Begin your exploration of the history of modes with a refresher on the emergence of ventilation and some key innovations that we have already touched on in Chapter 2. Watch “How do Ventilators Work?” by TED-Ed, and then we will focus on ventilator modes:
If you require a transcript for this video, please click Watch on YouTube to view the video source. Then, you can access the written transcript from this page.
The first version of the modern ventilation modes was a mode known as Continuous Mandatory Ventilation (CMV). It was created to artificially breathe for the patient with positive pressure, but only within the parameters set on the ventilator. The ventilator would not sense what the patient was doing or “asking for”. Meaning, if the patient started to trigger breaths and wanted to breathe at a faster respiratory rate than what was set, the ventilator would not deliver it. It was completely blind to the patient.
The problems with this approach are obvious. Imagine being hooked up to a machine and waking up and not being able to breathe when you want to—you try to breathe, but there is no air at all. Not only that, but air is pushed into you when you don’t want it! The CMV mode caused a lot of patient discomfort because the ventilator and the patient were not in sync. This problem is termed asynchrony. To reduce asynchrony, patients had to be highly sedated—and, in a lot of cases, paralyzed. Increased levels of sedation and paralysis made assessing patient’s drive to breathe on their own much more difficult—which posed a challenge when deciding when to discontinue ventilation.

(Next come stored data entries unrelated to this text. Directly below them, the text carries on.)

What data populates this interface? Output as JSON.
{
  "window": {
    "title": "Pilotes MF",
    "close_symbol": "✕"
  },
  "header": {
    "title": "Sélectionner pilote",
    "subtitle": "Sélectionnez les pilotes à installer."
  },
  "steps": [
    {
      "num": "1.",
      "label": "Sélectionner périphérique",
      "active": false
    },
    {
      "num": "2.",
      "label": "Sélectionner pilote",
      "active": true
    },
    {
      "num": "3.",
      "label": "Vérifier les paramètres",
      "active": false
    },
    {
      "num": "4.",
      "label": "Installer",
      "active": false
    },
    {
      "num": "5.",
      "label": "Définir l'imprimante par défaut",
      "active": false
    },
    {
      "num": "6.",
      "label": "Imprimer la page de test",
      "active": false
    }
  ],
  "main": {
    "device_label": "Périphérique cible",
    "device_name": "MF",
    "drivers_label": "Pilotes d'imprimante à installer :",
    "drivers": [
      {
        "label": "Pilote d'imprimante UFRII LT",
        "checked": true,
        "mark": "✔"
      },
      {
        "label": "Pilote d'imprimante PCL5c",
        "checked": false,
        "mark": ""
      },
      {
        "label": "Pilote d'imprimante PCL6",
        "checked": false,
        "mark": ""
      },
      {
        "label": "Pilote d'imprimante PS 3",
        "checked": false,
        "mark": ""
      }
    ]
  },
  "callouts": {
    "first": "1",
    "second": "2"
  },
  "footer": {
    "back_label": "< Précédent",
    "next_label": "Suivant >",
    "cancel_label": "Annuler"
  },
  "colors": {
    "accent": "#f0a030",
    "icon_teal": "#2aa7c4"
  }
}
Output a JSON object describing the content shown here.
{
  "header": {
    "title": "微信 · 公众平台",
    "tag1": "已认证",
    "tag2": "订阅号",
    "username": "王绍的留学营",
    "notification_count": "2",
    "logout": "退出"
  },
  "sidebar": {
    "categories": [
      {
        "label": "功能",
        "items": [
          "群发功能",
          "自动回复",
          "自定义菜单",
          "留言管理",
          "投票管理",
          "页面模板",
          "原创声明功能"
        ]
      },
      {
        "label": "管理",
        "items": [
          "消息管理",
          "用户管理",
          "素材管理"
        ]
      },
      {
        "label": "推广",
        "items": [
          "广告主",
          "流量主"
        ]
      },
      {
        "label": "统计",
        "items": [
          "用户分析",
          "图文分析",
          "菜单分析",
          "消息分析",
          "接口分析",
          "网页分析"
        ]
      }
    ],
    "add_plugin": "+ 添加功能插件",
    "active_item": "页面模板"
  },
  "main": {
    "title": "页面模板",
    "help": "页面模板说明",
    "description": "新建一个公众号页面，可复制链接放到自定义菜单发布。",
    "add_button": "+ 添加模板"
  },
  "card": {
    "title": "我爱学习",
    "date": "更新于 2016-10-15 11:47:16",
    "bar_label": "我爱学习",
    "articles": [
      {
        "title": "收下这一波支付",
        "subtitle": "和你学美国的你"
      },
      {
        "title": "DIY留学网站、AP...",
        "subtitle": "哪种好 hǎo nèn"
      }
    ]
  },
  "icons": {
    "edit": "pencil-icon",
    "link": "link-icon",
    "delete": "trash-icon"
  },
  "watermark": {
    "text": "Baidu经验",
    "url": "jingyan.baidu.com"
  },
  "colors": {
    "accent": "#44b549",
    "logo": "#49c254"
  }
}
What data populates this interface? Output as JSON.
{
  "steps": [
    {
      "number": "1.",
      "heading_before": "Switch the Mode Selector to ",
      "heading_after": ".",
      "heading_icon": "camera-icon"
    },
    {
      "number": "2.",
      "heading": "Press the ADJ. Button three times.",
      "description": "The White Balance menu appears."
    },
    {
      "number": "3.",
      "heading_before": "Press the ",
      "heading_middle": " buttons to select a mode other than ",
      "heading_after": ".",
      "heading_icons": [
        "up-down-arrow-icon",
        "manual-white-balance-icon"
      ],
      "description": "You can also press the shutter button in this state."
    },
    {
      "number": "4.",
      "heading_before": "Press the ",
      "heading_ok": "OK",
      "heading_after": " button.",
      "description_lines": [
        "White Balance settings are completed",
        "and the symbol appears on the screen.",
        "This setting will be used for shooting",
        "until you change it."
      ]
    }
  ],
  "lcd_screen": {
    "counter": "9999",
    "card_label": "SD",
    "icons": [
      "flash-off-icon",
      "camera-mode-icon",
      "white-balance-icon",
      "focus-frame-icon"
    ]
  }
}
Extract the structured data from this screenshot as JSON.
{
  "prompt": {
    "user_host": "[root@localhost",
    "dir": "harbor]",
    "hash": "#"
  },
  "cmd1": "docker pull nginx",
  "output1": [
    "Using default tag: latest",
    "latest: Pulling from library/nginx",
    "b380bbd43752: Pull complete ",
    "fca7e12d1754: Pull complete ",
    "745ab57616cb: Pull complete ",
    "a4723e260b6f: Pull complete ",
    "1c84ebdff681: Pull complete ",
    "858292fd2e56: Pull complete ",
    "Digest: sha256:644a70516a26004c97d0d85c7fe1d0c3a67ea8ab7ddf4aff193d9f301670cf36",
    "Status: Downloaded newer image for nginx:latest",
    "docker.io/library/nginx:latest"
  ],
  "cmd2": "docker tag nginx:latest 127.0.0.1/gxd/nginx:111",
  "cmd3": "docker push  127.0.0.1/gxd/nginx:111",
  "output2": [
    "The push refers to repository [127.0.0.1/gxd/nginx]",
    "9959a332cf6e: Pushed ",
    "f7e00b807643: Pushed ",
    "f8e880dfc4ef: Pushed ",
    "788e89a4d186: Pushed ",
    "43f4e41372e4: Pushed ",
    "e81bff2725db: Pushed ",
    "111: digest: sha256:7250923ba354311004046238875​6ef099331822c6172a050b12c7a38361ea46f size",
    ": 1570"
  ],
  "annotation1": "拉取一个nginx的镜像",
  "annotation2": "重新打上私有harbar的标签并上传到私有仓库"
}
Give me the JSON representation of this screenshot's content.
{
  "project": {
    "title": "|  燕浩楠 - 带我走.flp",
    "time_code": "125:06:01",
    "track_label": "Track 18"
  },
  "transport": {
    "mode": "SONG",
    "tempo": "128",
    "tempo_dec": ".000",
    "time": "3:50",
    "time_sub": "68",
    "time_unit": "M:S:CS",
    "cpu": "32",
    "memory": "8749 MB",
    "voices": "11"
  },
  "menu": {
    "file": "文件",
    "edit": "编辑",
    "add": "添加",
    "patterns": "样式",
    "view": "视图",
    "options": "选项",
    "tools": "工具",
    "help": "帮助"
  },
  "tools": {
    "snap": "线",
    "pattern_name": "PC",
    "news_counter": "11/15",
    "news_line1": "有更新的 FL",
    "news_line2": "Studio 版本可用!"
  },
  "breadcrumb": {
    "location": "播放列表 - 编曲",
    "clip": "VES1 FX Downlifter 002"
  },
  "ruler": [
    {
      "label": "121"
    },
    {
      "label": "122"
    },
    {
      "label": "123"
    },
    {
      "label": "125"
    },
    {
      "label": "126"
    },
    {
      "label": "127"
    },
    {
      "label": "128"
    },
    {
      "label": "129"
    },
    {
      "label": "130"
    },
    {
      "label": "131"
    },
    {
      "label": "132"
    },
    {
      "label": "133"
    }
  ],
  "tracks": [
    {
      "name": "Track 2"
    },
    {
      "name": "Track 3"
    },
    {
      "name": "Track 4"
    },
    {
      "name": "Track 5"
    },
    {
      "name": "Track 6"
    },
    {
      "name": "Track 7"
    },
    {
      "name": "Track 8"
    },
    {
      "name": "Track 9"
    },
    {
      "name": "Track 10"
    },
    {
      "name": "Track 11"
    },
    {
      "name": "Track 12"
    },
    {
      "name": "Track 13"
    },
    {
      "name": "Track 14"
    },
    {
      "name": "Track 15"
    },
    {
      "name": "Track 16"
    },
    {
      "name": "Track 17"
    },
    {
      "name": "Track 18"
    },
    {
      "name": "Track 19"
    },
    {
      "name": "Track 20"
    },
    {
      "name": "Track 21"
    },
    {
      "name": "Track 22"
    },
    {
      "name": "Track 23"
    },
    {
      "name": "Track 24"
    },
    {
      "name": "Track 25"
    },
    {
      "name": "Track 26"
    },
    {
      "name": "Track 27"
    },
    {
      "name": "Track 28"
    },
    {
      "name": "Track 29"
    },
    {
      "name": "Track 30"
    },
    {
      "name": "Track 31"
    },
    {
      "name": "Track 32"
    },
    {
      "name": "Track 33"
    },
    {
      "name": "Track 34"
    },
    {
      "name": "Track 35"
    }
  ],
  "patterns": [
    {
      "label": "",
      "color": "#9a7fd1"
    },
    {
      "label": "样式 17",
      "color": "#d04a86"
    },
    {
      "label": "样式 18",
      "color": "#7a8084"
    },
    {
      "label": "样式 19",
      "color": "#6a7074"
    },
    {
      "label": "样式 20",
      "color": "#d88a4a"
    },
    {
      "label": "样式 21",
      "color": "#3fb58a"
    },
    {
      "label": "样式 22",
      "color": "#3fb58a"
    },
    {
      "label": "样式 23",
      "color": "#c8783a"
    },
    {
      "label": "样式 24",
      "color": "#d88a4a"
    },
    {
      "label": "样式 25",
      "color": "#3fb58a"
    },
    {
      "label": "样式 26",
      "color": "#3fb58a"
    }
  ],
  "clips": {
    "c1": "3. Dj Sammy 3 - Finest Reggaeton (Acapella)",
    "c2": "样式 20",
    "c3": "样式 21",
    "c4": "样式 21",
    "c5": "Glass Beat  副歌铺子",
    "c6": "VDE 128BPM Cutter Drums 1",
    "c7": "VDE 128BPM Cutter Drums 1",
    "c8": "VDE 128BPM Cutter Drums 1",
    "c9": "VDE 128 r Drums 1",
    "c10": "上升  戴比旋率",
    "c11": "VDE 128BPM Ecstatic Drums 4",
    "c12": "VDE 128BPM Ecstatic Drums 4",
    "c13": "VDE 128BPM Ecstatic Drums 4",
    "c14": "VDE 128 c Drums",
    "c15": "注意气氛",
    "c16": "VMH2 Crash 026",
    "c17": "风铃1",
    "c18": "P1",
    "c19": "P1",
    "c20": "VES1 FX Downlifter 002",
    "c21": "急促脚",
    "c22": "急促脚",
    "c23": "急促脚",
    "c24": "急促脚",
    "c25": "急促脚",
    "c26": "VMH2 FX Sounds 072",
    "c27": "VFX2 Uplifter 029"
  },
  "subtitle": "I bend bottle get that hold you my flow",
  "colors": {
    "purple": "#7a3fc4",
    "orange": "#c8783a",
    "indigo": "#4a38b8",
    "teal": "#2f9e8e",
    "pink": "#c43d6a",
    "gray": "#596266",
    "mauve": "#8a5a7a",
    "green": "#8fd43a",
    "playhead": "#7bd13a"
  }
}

As technology and ventilators advanced, the problems with CMV were quickly identified and ventilators were improved to become much more sensitive to patient efforts. Microprocessors are now able to sense small changes in airflow that represent a patient-triggered breath. Since an effort can now be sensed, the ventilator can deliver a breath on a set “minimum” rate. Or, when the patient causes flow differential that the computer recognizes as an “ask,” the ventilator can go above that minimum rate and deliver a breath. To differentiate this mode from the old CMV, this new mode is often termed “ASSIST/CONTROL” or A/C Ventilation since it has the ability to give breaths as set and additionally when asked for.
Old control modes (CMV) that do not allow patient triggered breaths are completely archaic and do not exist in modern ventilation. A/C has completely replaced CMV as the only type of control mode. Even modes that still remain labelled as CMV on specific ventilators are not the historical version—they also allow patients to breathe above the set rate.
In the past, as patients improved, the set rate would be turned down to allow the patients to initiate all of their breathing. This did not solve all the asynchrony issues. Small variations or pauses in the physiologic breathing pattern of the patient would result in control breaths being delivered, which would stimulate the patient to breathe while the control breath was being delivered—this is referred to as double-triggering. Other asynchronies also resulted from patients wanting to breathe at different flowrates or lengths of time. These issues identified a need for a mode where the patient could fully control their own breathing pattern and length of breath, which brought spontaneous modes to the market.
Spontaneous modes were created for patients that were able to consistently trigger their own breaths with an effective drive to breathe. Spontaneous modes improved asynchrony by allowing patients to control their own air flowrates and cycling of the ventilator through the different phases of breathing. These significant changes represented some of the most significant and historic changes in modern mechanical ventilation, moving towards a focus on mimicking physiologic breathing and normal physiologic breathing patterns.
In contrast to control modes, spontaneous modes widely remain very similar to their original versions. Though there have been some new modes that offer some additional changes to spontaneous ventilation, they are not widely used and will not be covered in the scope of this book.